Pancasila, Ulama dan Tafsir Tunggal
Presiden Jokowi telah menetapkan 1 Juni sebagai hari lahir Pancasila melalui Keppres Nomor 24 Tahun 2016. Penetapan itu dikaitkan dengan pidato Soekarno dalam sidang BPUPKI pada 29 Mei-1 Juni 1945, yang diberi judul “Dasar Indonesia Merdeka.”
Soekarno dalam pidato Sidang BPUPKI itu mengusulkan “dasar-dasar” philosofiche grondslag, weltanschauung, dasar filsafat negara bagi negara yang akan didirikan.
Rumusan Pancasila Soekarno saat itu adalah kebangsaan Indonesia, internasionalisme atau perikemanusiaan, mufakat atau demokrasi, kesejahteraan sosial, ketuhanan.

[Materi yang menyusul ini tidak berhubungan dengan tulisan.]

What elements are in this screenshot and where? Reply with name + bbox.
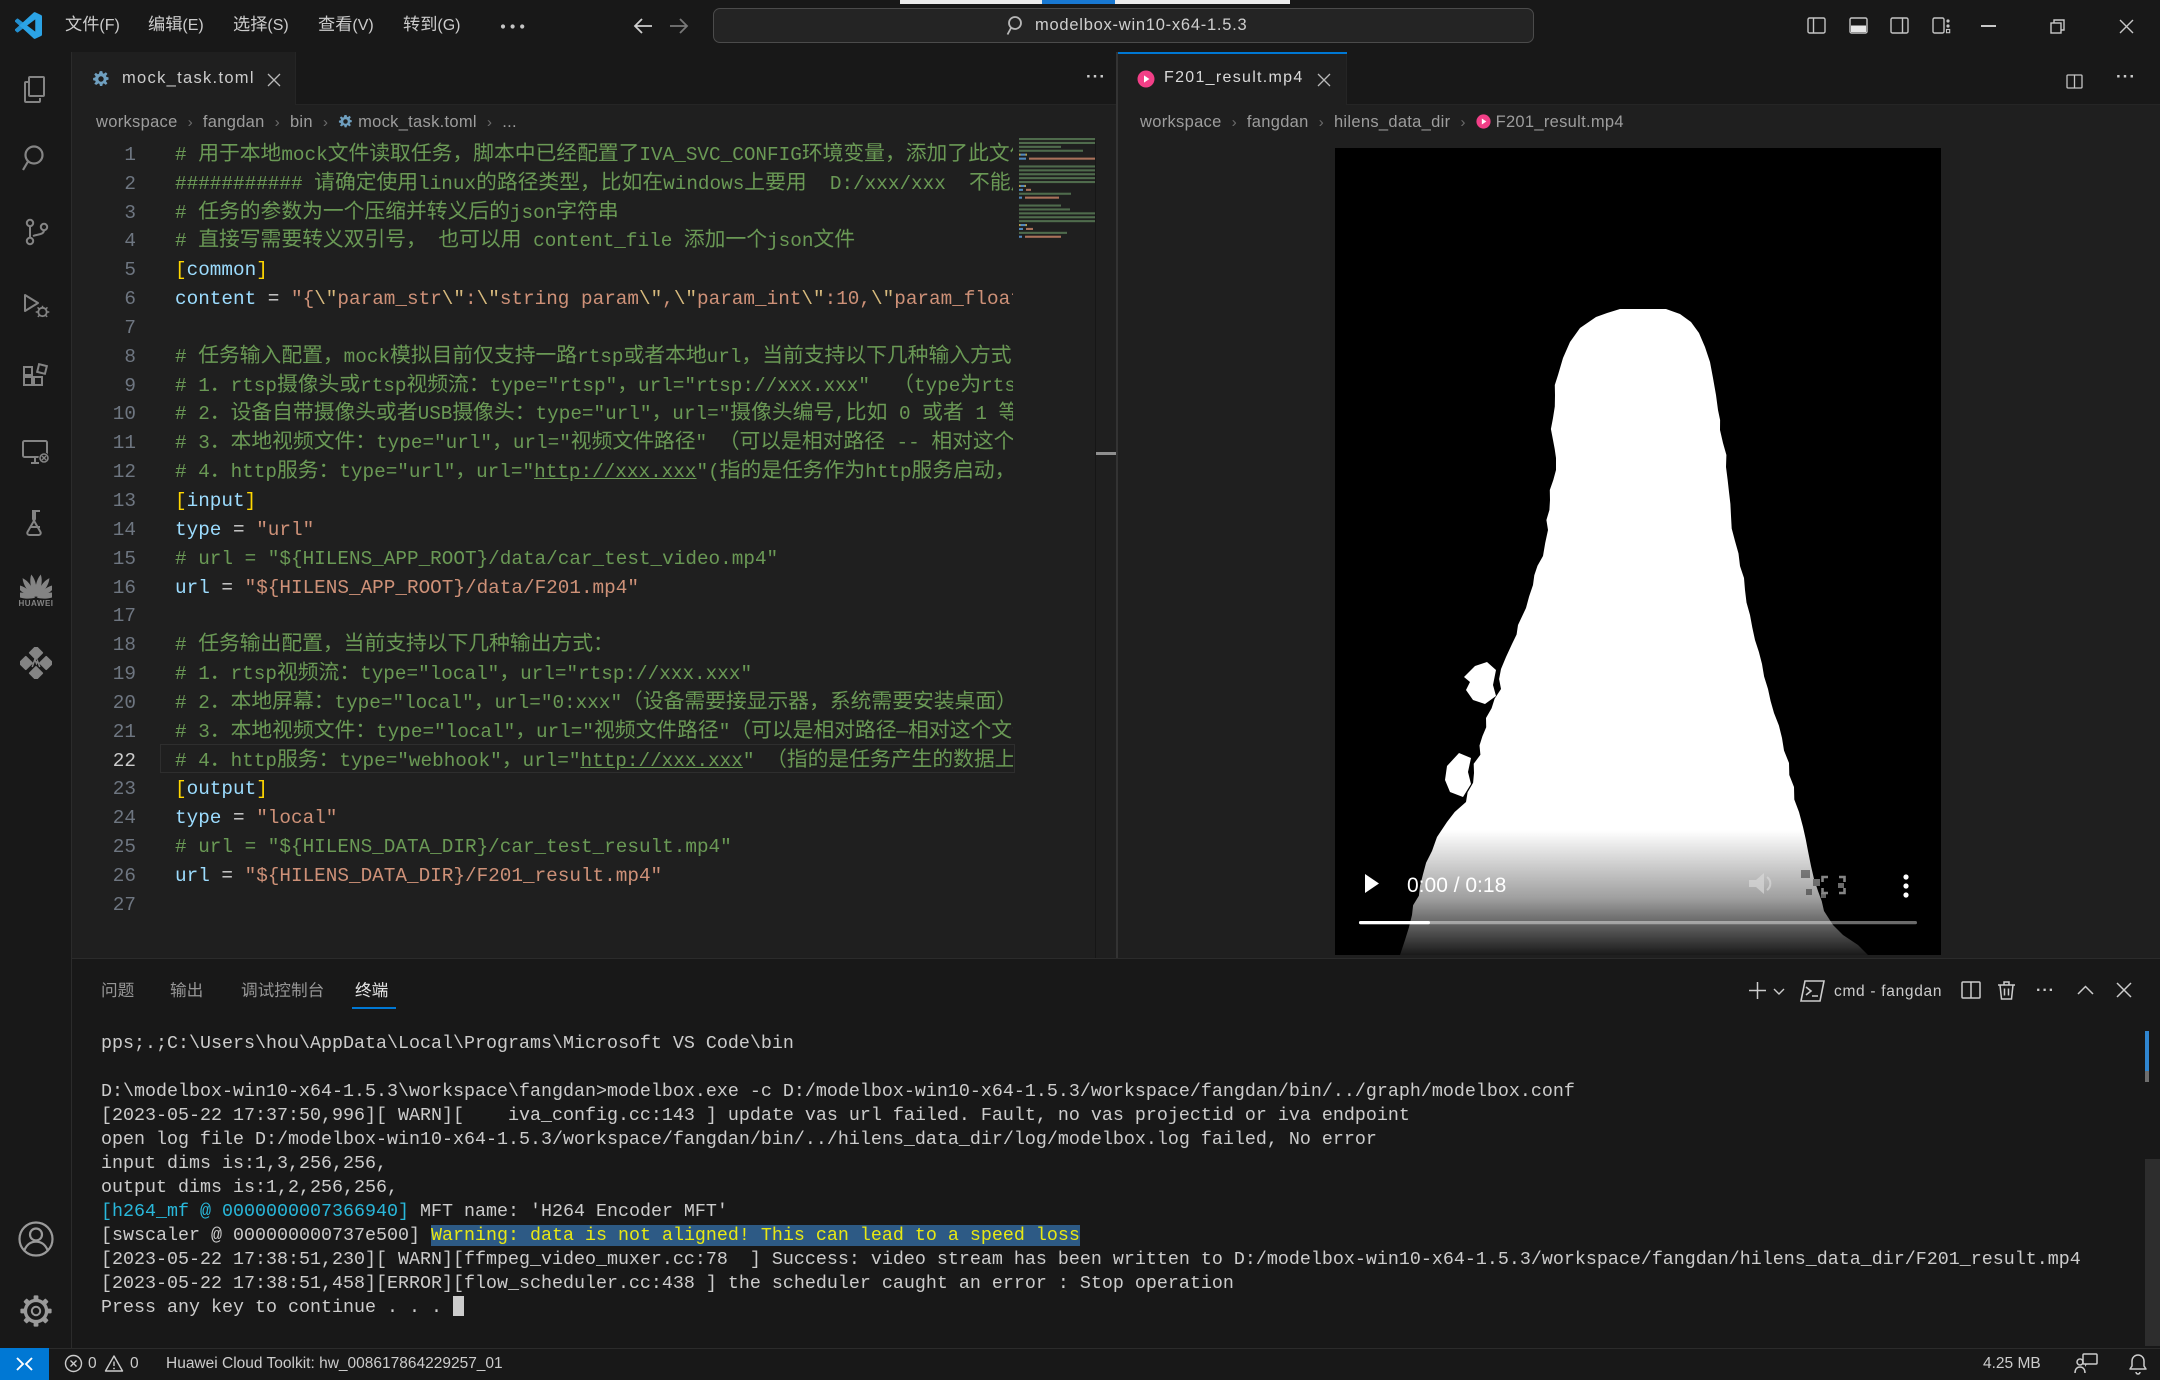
svg-text:0:00 / 0:18: 0:00 / 0:18 (1407, 874, 1506, 897)
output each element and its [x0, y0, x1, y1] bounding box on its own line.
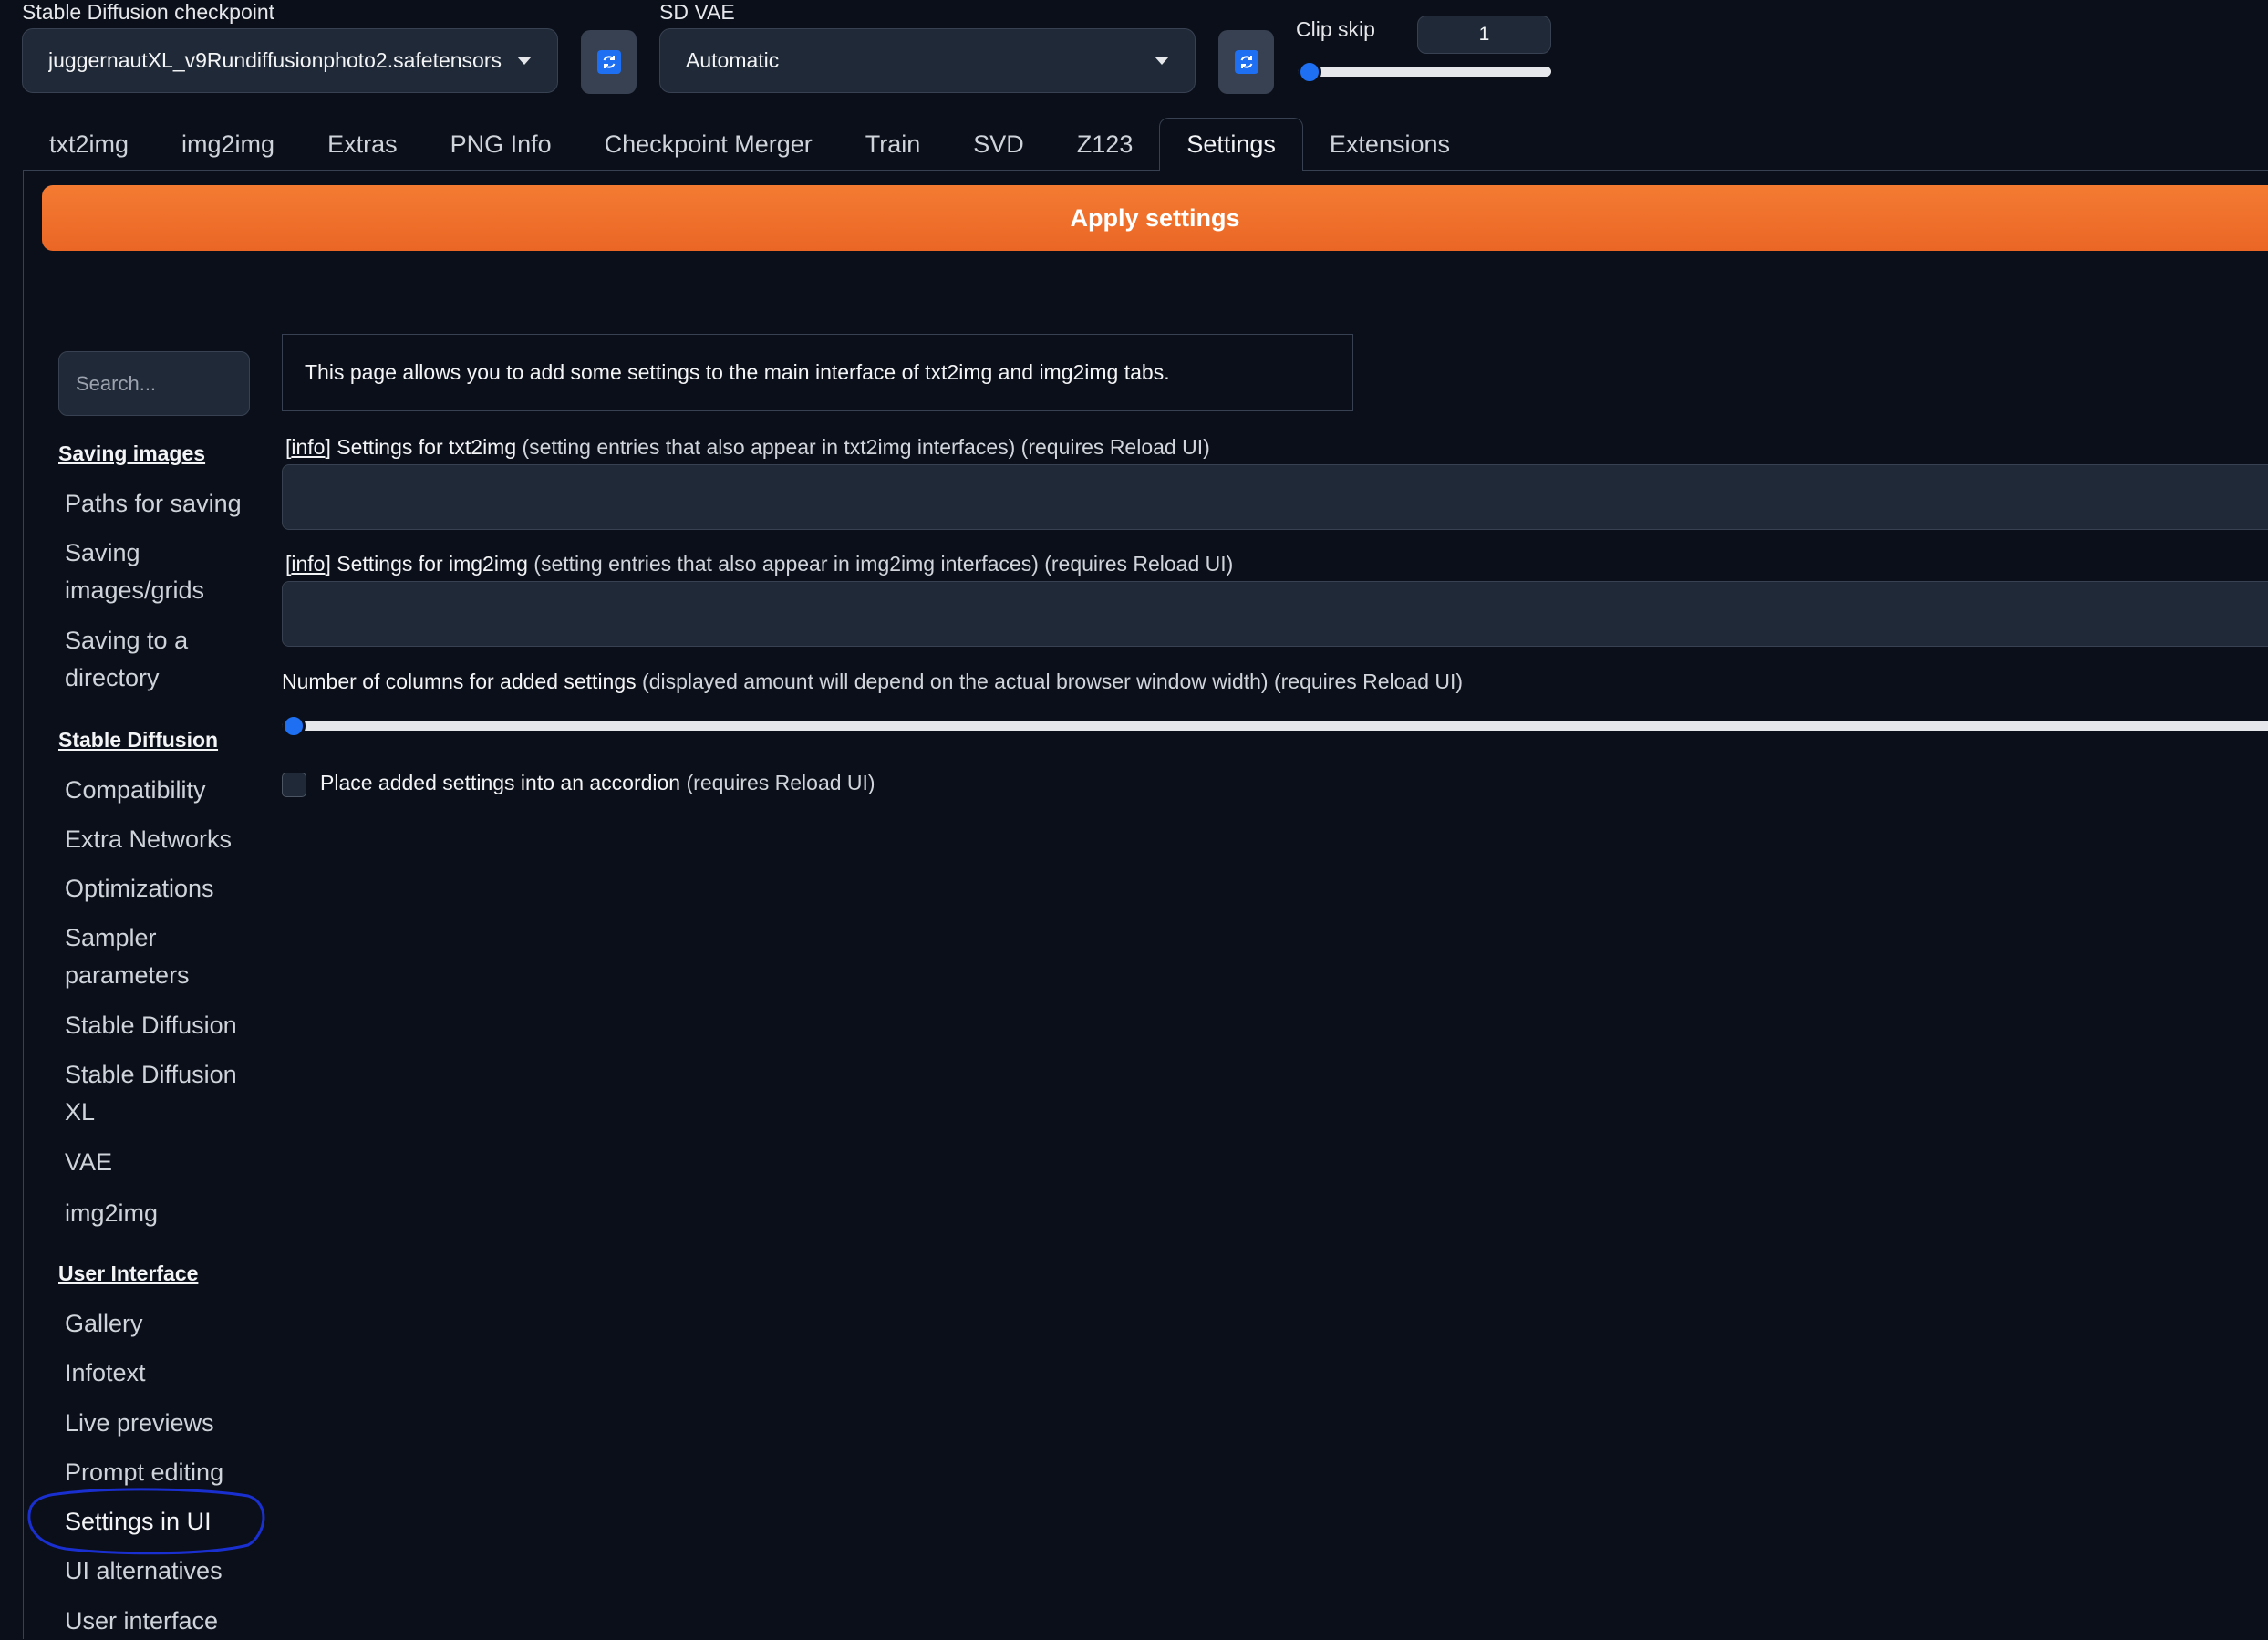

Ditetapkannya 1 Juni sebagai hari lahirnya Pancasila, mendapatkan kritik dari berbagai pihak, diantaranya dua ahli tata negara Refly Harun dan Yusril Ihza Mahendra.
Menurut kedua tokoh itu, penetapan 1 Juni sebagai lahirnya Pancasila akan mendiskreditkan peran tokoh-tokoh bangsa lainnya yang memiliki sumbangsih dalam kelahiran Pancasila. Lebih tepat kelahiran Pancasila itu adalah tanggal 18 Agustus 1945 yang diputuskan pada sidang PPKI.
Kritik kelahiran hari Pancasila yang dikaitkan dengan Soekarno sebenarnya sudah berlangsung lama. Referensi utama berasal dari sejarawan era Soeharto, Nugroho Notosusanto, yang mengemukakan bahwa pencetus Pancasila bukan hanya Soekarno melainkan juga Prof. Mr Yamin pada 29 Mei 1945 dan Mr Soepomo pada 31 Mei 1945.
Dalam kajiannya, Nugroho juga membedakan Pancasila Yamin 29 Mei 1945 dengan Pancasila Soekarno 1 Juni 1945 yang termaktub dalam UUD 1945.
Pendapat Nugroho itu juga diperkuat pendapat pakar sejarah BJ Boland dalam bukunya “The Struggle of Islam in Modern Indonesia” yang menyebutkan sejumlah pihak menyatakan “The Pancasila was in fact a creation of Yamin’s and not Soekarno’s”, artinya Pancasila itu ternyata karya Yamin bukan karya Soekarno.
Pendapat Yamin yang merumuskan sila-sila Pancasila ini, diakui oleh dirinya sendiri dalam bukunya “Naskah Persiapan UUD 1945”. Yamin dalam sidang BPUPKI mengemukakan gagasan lima dasar negara yaitu Peri-Kebangsaan, Peri-Kemanusiaan, Peri-ketuhanan dan Kesejahteraan Rakyat, yang dianggap mirip dengan bunyi Pancasila yang ditetapkan pada 18 Agustus 1945.
Namun pengakuan Yamin itu mendapatkan sanggahan dan penolakan langsung dari saksi sejarah yaitu Hatta dan Roeslan Abdulgani. Menurut mereka pengakuan Yamin yang menyusun sila-sila Pancasila itu tidak pernah ada. Yamin tidak pernah mengajukan usul sila sila-sila seperti sekarang ini. Satu hal yang aneh dari bantahan Hatta dan Ruslan Abdulgani, buku karangan Yamin (1957) yang berisi pengakuannya yang menyusun sila-sila Pancasila itu malah diberi kata sambutan oleh Soekarno sendiri.
Peran Ulama
Lalu kalau bukan Soekarno dan bukan Yamin, siapa yang menyusun kalimat-kalimat Pancasila yang berlaku secara resmi sekarang ini?
Yang pasti kalimat yang ada sekarang ini adalah kalimat Piagam Jakarta tanggal 22 Juni 1945 yang disusun oleh sembilan orang (Panitia Sembilan). Kalimat-kalimat Piagam Jakarta hampir seluruhnya sama dengan kalimat yang berlaku sekarang, kecuali penggantian tujuh kata dengan tiga kata yaitu kalimat “Ketuhanan dengan kewajiban menjalankan syariat Islam bagi pemeluk-pemeluknya”, menjadi kalimat “Ketuhanan Yang Maha Esa.”
Sudah sangat jelas bahwa kalimat sila-sila Pancasila yang ada sekarang adalah buah karya para ulama. Di dalam Piagam Jakarta itu terlihat para ulama sangat mendominasi, kalimat-kalimat yang tersusun indah sangat Islami baik dari pemilihan diksinya bahkan cara pandangnya yang banyak menyerap bahasa Arab.